Presiden Artificial Intelligence (AI) Sebagai Alternatif


Besok malam (Minggu, 25 Mei 2025) pukul 20.00 WIB kembali Tafsir Nadjibiyah edisi ke-32 hadir menjumpai teman-teman semua di YouTube caknun.com, Partai X, dan Radius. Kali ini teman-teman Partai X akan mengajak kita sedikit berbicara tentang Presiden AI. Apa dan bagaimana?
Hari ini rakyat umumnya sudah jemu dibohongi oleh aktor-aktor dalam sistem pemerintahan negeri ini: politikus yang berjanji membela kepentingan rakyat justru menggasak uang negara; polisi yang tugasnya mengayomi rakyat malah menjadi algojo bayaran para cukong. Birokrat di balik meja layanan publik menyulap syarat administrasi jadi 12 lapis—bukan untuk melayani, tapi untuk memeras. Pengadilan menjadi panggung sandiwara di mana vonis dan salah-benar diperjualbelikan.

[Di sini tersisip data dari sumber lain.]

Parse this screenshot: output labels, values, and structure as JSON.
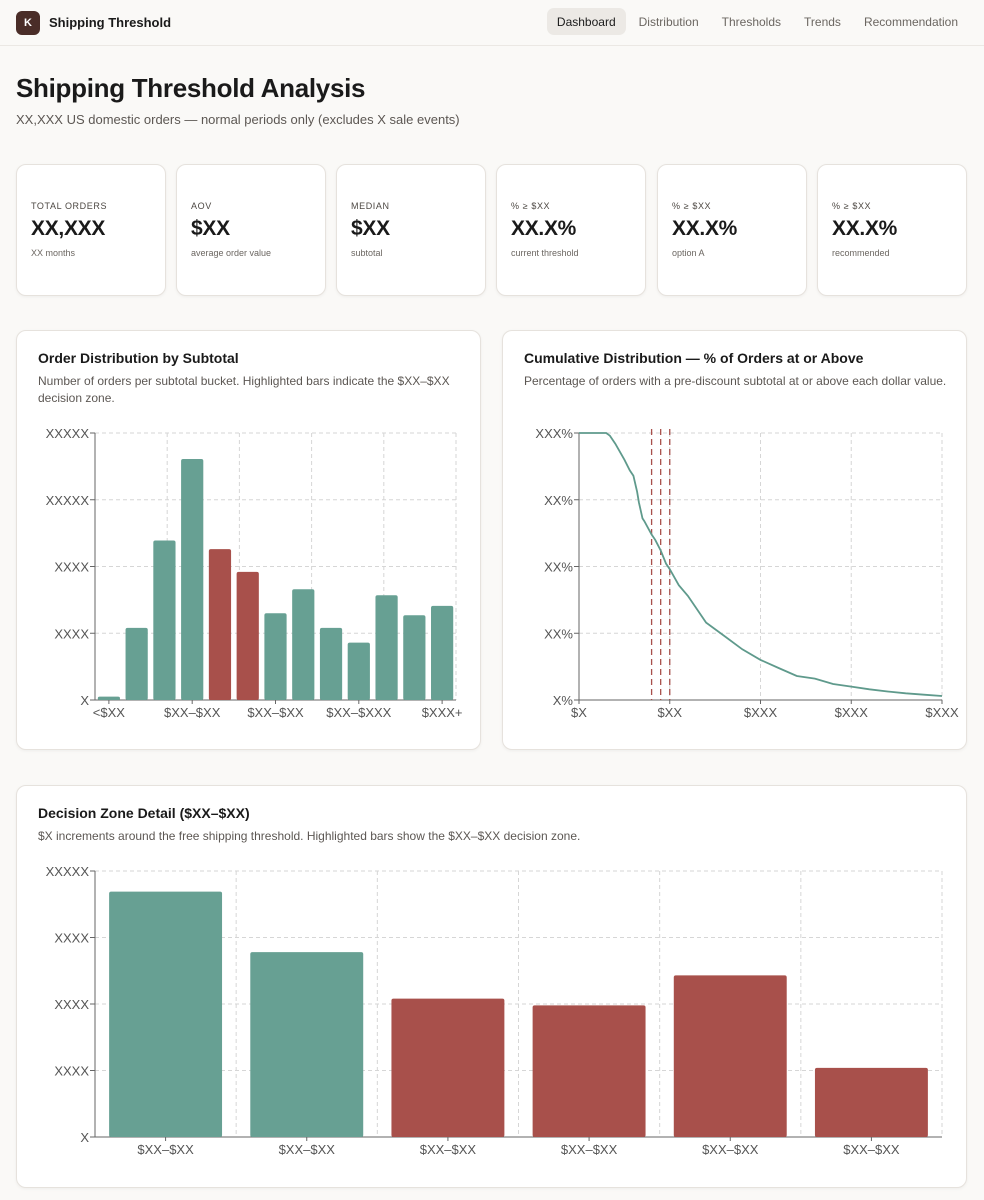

Sementara itu pendidikan — yang semestinya mencerdaskan — ternyata hanya memproduksi ijazah dan mental korup, minim kompetensi dan integritas. Di tengah puing-puing kepercayaan pada sistem yang rusak parah ini, sebuah pertanyaan tumbuh: apakah sudah saatnya kita menyerahkan tongkat estafet kepemimpinan kepada Artificial Intelligence (AI)?
Konsep “Presiden AI” muncul bukan sebagai fantasi teknokratik, melainkan cermin jeritan keputusasaan kolektif. Di Estonia, penggunaan AI sektor peradilan untuk menangani kasus pelanggaran ringan mulai diuji coba sejak 2019, dengan hasil awal yang menjanjikan. Ada pula alat pengenalan suara yang meningkatkan efisiensi pencatatan sidang. Data-data ini menggoda: jika manusia gagal, mungkin mesinlah solusinya.
Tapi, Allah telah mendesain manusia sebagai khalifah (pemimpin di muka bumi). Allah juga telah mendeklarasikan bahwa sebaik-baik (masterpiece) ciptaan adalah manusia. Sehingga, semestinya manusialah yang memegang kepemimpinan di muka bumi. Lalu, AI boleh direkrut untuk membantunya menyediakan berbagai data dan opsi.
Pertanyaannya sekarang bukan lagi bisakah AI menjadi presiden, melainkan mampukah kita — rakyat yang terluka oleh pengkhianatan institusi — mempercayai siapa pun (atau apa pun) lagi? Atau jangan-jangan, keinginan untuk menciptakan “Presiden AI” justru cermin kegagalan kita sendiri: pengakuan bahwa peradaban manusia telah mencapai titik di mana mesin pun lebih layak dipercaya daripada sesama manusia. Bisa jadi, Tafsir Nadjibiyah kali ini tak hanya obrolan tentang teknologi, tapi tentang krisis eksistensi. Sampai ketemu besok malam.